The likelihood of survival of virus outdoors was lower, the scientist added. While many unknowns remain about coronavirus, earlier studies suggest that it thrived in cool, dry climates. Opening windows and ventilating spaces should be at the heart of efforts to prevent the spread of Covid-19, a group of experts said Thursday, arguing that confusion over airborne transmission meant this simple measure was being overlooked. Mounting evidence convinced many places to adopt mask-wearing recommendations and health authorities have for months said that crowded, badly ventilated indoor spaces are a particular risk.
The virus is most likely to spread through inhalation at close range rather than through contact with surfaces or at long range, said respiratory experts said in a commentary published in the BMJ medical journal.

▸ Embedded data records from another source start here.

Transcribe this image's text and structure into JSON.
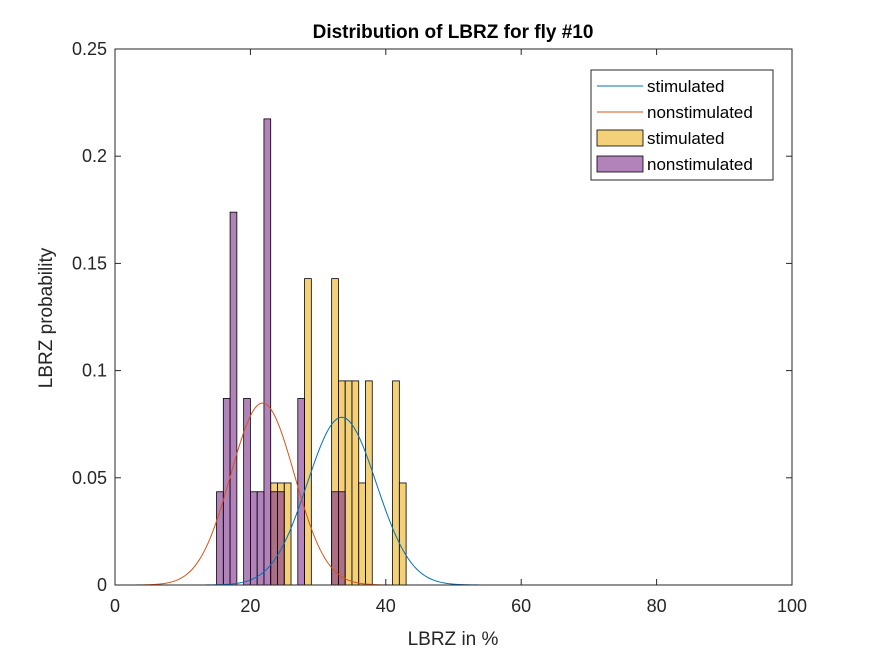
{
  "chart_data": {
    "type": "bar",
    "title": "Distribution of LBRZ for fly #10",
    "xlabel": "LBRZ in %",
    "ylabel": "LBRZ probability",
    "xlim": [
      0,
      100
    ],
    "ylim": [
      0,
      0.25
    ],
    "xticks": [
      "0",
      "20",
      "40",
      "60",
      "80",
      "100"
    ],
    "yticks": [
      "0",
      "0.05",
      "0.1",
      "0.15",
      "0.2",
      "0.25"
    ],
    "grid": false,
    "legend_position": "top-right",
    "bin_width": 1,
    "histograms": [
      {
        "name": "stimulated",
        "color": "#EDB120",
        "fill_opacity": 0.6,
        "bins": [
          {
            "x": 23,
            "y": 0.0476
          },
          {
            "x": 24,
            "y": 0.0476
          },
          {
            "x": 25,
            "y": 0.0476
          },
          {
            "x": 28,
            "y": 0.1429
          },
          {
            "x": 32,
            "y": 0.1429
          },
          {
            "x": 33,
            "y": 0.0952
          },
          {
            "x": 34,
            "y": 0.0952
          },
          {
            "x": 35,
            "y": 0.0952
          },
          {
            "x": 36,
            "y": 0.0476
          },
          {
            "x": 37,
            "y": 0.0952
          },
          {
            "x": 41,
            "y": 0.0952
          },
          {
            "x": 42,
            "y": 0.0476
          }
        ]
      },
      {
        "name": "nonstimulated",
        "color": "#7E2F8E",
        "fill_opacity": 0.6,
        "bins": [
          {
            "x": 15,
            "y": 0.0435
          },
          {
            "x": 16,
            "y": 0.087
          },
          {
            "x": 17,
            "y": 0.1739
          },
          {
            "x": 19,
            "y": 0.087
          },
          {
            "x": 20,
            "y": 0.0435
          },
          {
            "x": 21,
            "y": 0.0435
          },
          {
            "x": 22,
            "y": 0.2174
          },
          {
            "x": 23,
            "y": 0.0435
          },
          {
            "x": 24,
            "y": 0.0435
          },
          {
            "x": 27,
            "y": 0.087
          },
          {
            "x": 32,
            "y": 0.0435
          },
          {
            "x": 33,
            "y": 0.0435
          }
        ]
      }
    ],
    "curves": [
      {
        "name": "stimulated",
        "color": "#0072BD",
        "type": "normal_pdf",
        "mean": 33.5,
        "sd": 5.1
      },
      {
        "name": "nonstimulated",
        "color": "#D95319",
        "type": "normal_pdf",
        "mean": 21.8,
        "sd": 4.7
      }
    ],
    "legend": [
      {
        "label": "stimulated",
        "kind": "line",
        "color": "#0072BD"
      },
      {
        "label": "nonstimulated",
        "kind": "line",
        "color": "#D95319"
      },
      {
        "label": "stimulated",
        "kind": "patch",
        "color": "#EDB120"
      },
      {
        "label": "nonstimulated",
        "kind": "patch",
        "color": "#7E2F8E"
      }
    ]
  }
}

But despite this, the role of aerosol transmission gets ‘only a cursory mention in some infection control guidelines’.
‘People are much more likely to become infected in a room with windows that can’t be opened or lacking any ventilation system,’ they said. The authors, including Julian Tang from the University of Leicester and Linsey Marr from Virginia Tech, said part of the problem has been a lack of clarity in the definition of terms such as ‘droplet’ and ‘airborne’ when describing transmission.
Essentially, if you can inhale particles regardless of their size or name you are breathing in aerosols,’ they said. ‘Although this can happen at long range, it is more likely when close to someone, as the aerosols between two people are much more concentrated at short range, rather like being close to someone who’s smoking.’
At the beginning of the pandemic, health authorities, including the World Health Organization (WHO), discounted the possibility that simply breathing could send infectious micro-droplets into the air.